Schiavo suffered brain damage in 1990 when her heart stopped briefly from a chemical imbalance believed to have been brought on by an eating disorder. She left no living will, but her husband argued that she told him she would not want to be kept alive artificially. Her parents dispute that and contend she could get better.
The dispute has led to what may be the longest, most heavily litigated right-to-die case in U.S. history.
The U.S. Supreme Court, without explanation, refused Thursday to order the feeding tube reinserted. The case worked its way through the federal courts and reached the Supreme Court after Congress passed an extraordinary law over the weekend to let the Schindlers take their case to federal court.
Later Thursday, Pinellas County Circuit Judge George Greer declined to hear Bush’s new allegations that Schiavo was neglected and abused and that her diagnosis as being in a persistent vegetative state may be wrong.
“The requested intervention … appears to be brought for the purpose of circumventing the courts’ final judgment and order setting the removal date in violation of the separation of powers doctrine,” Greer wrote.
Bush appealed that decision to the 2nd District Court of Appeal. The Florida Supreme Court later declined to take up a separate appeal of a Greer injunction that blocked the state’s social services agency from taking temporary custody of Schiavo while challenges are argued. State law allows the Department of Children & Families to act in emergency situations of adult abuse.
Also Thursday, the department filed another petition before Greer seeking to provide emergency protective services for Schiavo. Greer had not scheduled a hearing, but he indicated one could occur Monday, according to Bush’s office.
Even before the flurry of adverse court rulings, the governor acknowledged Thursday in an interview with the Associated Press that his hands were increasingly tied.

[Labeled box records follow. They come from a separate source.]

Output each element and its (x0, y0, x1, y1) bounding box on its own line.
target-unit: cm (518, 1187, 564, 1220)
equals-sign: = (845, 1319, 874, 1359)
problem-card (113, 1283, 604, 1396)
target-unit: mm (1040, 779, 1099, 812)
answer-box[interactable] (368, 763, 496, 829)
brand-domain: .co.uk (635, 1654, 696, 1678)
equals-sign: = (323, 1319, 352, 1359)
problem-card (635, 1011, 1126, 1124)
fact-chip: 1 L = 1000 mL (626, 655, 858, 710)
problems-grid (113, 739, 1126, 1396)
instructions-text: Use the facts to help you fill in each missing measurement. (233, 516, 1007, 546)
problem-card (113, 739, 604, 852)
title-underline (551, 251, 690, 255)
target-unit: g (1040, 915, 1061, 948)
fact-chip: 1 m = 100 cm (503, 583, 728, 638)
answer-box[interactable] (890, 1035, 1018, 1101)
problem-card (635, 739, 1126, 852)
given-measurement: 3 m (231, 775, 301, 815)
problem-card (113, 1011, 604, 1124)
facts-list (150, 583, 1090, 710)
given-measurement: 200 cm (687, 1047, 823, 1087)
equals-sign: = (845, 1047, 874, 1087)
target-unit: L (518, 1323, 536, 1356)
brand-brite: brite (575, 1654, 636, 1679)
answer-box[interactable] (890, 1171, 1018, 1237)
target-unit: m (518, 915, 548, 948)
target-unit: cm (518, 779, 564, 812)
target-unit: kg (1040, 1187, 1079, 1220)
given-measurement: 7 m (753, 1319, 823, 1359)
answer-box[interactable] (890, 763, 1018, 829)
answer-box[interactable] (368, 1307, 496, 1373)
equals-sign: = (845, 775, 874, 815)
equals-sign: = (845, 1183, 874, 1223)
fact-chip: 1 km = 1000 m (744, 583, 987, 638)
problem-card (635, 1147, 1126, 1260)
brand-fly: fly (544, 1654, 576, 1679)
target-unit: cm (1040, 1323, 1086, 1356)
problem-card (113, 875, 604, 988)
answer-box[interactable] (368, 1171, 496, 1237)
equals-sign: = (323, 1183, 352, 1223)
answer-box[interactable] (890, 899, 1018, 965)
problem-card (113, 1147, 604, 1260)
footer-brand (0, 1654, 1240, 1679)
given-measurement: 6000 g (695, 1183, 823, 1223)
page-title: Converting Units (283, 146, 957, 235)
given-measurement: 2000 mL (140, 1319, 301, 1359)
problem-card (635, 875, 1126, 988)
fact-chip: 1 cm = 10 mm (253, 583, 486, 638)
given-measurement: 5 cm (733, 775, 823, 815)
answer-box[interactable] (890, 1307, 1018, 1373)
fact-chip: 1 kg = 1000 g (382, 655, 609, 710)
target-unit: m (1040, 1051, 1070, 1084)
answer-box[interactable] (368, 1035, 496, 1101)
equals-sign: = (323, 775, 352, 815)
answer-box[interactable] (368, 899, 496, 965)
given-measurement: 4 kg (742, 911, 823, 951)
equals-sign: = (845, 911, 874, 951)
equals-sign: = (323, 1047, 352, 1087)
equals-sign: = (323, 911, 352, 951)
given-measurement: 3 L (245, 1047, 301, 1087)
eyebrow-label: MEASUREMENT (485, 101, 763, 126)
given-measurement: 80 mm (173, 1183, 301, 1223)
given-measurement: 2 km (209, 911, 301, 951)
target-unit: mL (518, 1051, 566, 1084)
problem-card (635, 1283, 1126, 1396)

“It is frustrating for people to think that I have power that I don’t, and not be able to act,” Bush said. “I don’t have embedded special powers. I wish I did in this particular case.”
In his decision, Greer said an affidavit from a neurologist who believes that Schiavo is “minimally conscious” was not enough to set aside his decision to allow the withdrawal of food and water.
“By clear and convincing evidence, it was determined she did not want to live under such burdensome conditions and that she would refuse such medical treatment-assistance,” Greer wrote.